Time-series collections support deletes which satisfy the following restrictions:
* Query on only the `metaField`
* `multi: true`

and updates which satisfy these same conditions, plus the following:
* Update only the `metaField`
* Update specified as an update document (versus a replacement document or update pipeline)
* `upsert: false`

These updates and deletes are performed by translating the operation into a corresponding update or
delete on the underlying buckets collection. In particular, for both the query and update document,
we replace any references to the collection's `metaField` with literal `"meta"` (see
[Bucket Collection Schema](#bucket-collection-schema)).

For example, for a time-series collection `db.ts` created with `metaField: "tag"`, consider an
update on this collection with query `{"tag.tag.a": "a"}` and update document
`{$set: {"tag.tag.a": "A"}, $rename: {"tag.tag.b": "tag.tag.c"}}`. This gets translated into an
update on `db.system.buckets.ts` with query `{"meta.tag.a": "a"}` and update document
`{$set: {"meta.tag.a": "A"}, $rename: {"meta.tag.b": "meta.tag.c"}}`. We can then execute this
translated update as a regular update operation. The same process applies for deletes.

# References
See:
[MongoDB Blog: Time Series Data and MongoDB: Part 2 - Schema Design Best Practices](https://www.mongodb.com/blog/post/time-series-data-and-mongodb-part-2-schema-design-best-practices)

# Glossary
**bucket**: A group of measurements with the same meta-data over a limited period of time.

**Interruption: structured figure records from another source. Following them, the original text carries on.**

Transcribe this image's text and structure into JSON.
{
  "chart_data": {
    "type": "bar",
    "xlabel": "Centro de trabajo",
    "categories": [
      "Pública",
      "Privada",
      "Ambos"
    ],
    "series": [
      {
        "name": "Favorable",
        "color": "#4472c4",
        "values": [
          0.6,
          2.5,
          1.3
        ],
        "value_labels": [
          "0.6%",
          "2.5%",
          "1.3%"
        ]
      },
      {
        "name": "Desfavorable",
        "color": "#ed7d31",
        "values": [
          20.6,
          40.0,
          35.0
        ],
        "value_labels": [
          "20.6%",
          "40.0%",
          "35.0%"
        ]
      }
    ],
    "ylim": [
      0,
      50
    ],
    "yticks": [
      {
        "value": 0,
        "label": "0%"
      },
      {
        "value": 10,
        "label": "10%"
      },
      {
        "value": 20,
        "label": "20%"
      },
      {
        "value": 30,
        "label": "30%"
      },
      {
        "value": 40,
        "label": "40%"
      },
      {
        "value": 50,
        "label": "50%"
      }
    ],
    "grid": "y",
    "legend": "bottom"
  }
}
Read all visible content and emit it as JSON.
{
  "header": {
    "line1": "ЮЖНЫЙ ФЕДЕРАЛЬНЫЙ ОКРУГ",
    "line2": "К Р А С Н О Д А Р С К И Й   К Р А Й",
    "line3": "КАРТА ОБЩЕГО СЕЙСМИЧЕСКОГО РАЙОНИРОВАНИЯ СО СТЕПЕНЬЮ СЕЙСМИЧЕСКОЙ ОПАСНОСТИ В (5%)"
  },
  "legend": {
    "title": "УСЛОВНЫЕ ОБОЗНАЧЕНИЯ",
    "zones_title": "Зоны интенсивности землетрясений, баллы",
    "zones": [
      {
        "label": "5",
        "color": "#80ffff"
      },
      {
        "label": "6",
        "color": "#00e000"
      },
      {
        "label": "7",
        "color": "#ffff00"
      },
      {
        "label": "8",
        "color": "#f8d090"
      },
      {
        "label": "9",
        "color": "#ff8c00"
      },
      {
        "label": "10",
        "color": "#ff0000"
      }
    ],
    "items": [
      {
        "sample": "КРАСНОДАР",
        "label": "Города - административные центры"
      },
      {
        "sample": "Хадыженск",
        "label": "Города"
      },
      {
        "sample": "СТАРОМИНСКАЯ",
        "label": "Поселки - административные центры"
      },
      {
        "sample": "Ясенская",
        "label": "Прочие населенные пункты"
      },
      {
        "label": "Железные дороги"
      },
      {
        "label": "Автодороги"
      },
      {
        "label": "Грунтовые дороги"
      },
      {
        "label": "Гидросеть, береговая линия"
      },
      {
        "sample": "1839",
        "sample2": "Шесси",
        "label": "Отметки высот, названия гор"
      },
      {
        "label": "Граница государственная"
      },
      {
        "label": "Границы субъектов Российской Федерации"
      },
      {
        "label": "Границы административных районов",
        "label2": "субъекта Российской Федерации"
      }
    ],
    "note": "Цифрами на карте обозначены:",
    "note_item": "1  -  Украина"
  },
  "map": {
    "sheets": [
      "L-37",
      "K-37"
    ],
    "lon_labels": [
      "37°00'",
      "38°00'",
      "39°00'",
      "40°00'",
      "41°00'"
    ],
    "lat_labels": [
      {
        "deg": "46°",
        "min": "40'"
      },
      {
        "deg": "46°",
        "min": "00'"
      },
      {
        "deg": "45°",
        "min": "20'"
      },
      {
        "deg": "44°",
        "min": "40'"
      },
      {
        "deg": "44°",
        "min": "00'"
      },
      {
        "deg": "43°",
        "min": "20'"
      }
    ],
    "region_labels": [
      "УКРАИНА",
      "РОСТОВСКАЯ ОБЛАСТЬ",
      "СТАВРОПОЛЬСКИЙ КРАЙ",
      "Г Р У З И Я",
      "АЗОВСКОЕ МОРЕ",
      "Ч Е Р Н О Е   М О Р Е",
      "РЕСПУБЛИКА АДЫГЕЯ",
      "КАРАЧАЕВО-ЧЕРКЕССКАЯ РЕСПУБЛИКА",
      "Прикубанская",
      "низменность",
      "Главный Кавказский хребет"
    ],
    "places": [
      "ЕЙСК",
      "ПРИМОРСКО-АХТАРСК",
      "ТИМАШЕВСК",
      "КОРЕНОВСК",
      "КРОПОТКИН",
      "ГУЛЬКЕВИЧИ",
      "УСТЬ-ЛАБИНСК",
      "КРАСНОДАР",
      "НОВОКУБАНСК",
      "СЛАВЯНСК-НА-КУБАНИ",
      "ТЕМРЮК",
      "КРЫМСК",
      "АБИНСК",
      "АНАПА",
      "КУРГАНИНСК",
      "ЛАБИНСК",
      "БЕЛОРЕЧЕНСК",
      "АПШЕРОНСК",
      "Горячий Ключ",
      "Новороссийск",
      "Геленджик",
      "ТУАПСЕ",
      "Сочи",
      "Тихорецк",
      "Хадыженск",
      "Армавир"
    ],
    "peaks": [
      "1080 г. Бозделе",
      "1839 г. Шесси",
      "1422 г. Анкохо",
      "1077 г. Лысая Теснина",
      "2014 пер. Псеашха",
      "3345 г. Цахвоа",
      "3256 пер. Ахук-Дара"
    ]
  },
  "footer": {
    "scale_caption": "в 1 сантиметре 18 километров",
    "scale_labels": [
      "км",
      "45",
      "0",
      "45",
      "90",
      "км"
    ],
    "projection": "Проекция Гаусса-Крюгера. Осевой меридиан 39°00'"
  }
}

**bucket collection**: A system collection used for storing the buckets underlying a time-series
collection. Replication, sharding and indexing are all done at the level of buckets in the bucket
collection.

**measurement**: A set of related key-value pairs at a specific time.

**meta-data**: The key-value pairs of a time-series that rarely change over time and serve to
identify the time-series as a whole.

**time-series**: A sequence of measurements over a period of time.

**time-series collection**: A collection type representing a writable non-materialized view that
allows storing and querying a number of time-series, each with different meta-data.